Défaillance des systèmes de contrôle, malversations économiques, multiplications de projets de transformation inintelligibles, frénésie sur des coûts, internationalisation à outrance, les scandales des entreprises péjorent certainement plus leur image que les axiomes du libéralisme.
Cas du Crédit Suisse
Une série d’articles, parue dans Le Temps de ce premier semestre 2021 (Mathilde Farine et Sébastien Ruche) met en lumière la spirale de dysfonctionnements qui ont conduit le Crédit Suisse à affronter une série de scandales dont la banque aurait bien voulu se passer.
Contextualisons.
Déjà empêtré dans la mise en examen puis du suicide d’un de leur gérant d’affaires, le Crédit Suisse se retrouve au centre de la débâcle de Greensill, société britannique de services financiers en faillite, puis de l’implosion d’Archegos, société de fonds spéculatifs (hedge fund).
Les tribulations de la banque ne sont pas orphelines, elles s’appliquent à toutes les entreprises ou presque et coûtent la carrière à de nombreux CEO et de présidents de conseil d’administration.
Les trois dysfonctionnements naturels
La technologie fait des miracles
Malgré les efforts déployés par les responsables des techniques de l’information et de la communication, les outils proposés ont laissé croire que tout était possible : rencontres par vidéo conférence, outils de gestion universels, décentralisation des ressources humaines, clients potentiels traqués sur le Net, infrastructures décentralisées dans le monde. Mais il ne faut pas se leurrer, toutes ces belles techniques ont leurs limites. J’en vois au moins trois :
- Solitude du télétravail qui met les collaborateurs dans une situation qui les réduit à une simple ressource parmi d’autre, reliée à un numéro de téléphone ou un courriel.
- Les collaborateurs en particulier les managers se voient contraints de coordonner des activités au niveau mondial qui nécessitent des horaires démentiels pour organiser une séance de travail avec un chinois, un américain et un Européen.
- Enfin et certainement le plus grave, la plupart des membres de conseils d’administration ne maîtrise pas l’implication des nouvelles technologies. On pourrait poser la question de connaître ceux qui sont capables d’expliquer en termes simples ce qu’implique pour leur organisation l’émergence de l’intelligence artificielle, des “big data” ou des “block chain”. Je crains qu’il y en ait malheureusement très peu et je mets les CEO dans la même barque.

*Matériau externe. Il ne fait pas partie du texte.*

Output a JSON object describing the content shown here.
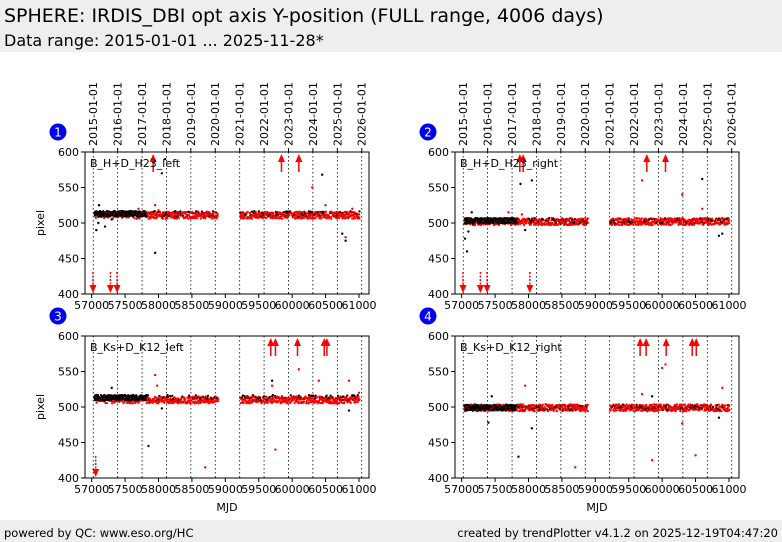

Les contrôles et la compliance font des miracles
Certainement pas, car enfin, l’empilement de régulations nationales, européennes et internationales qui s’ajoutent aux règles internes de contrôle tient plus du casse-tête que de la maîtrise de l’environnement réglementaire. Le résultat est de les oublier ou de les contourner (voir le cas du gérant d’affaires du CS).
Enfin la surestimation de personnages charismatiques
Comme les dysfonctionnements s’accumulent quoi de plus simple que de reposer sur des managers charismatiques, seuls capables de changer le monde. La recherche ardente de hauts potentiels tient de cette logique, après quoi, se sentant chouchoutés et protégés, plus rien ne les empêche de déraper. Je ne suis pas en train de dire qu’il ne faut plus de leader, mais quand même, un peu plus de modestie s’impose.
Vers qui se tourner ?
Justement vers personne, sinon vers plus de simplicité car les conseils d’administration et les CEO ne comprennent pas et surtout ne voient pas tout, simplement parce que la plupart des dysfonctionnements leur sont cachés. Alors, il suffit de laisser le champ libre aux cadres parce qu’il est rare que l’un d’entre eux déraille naturellement.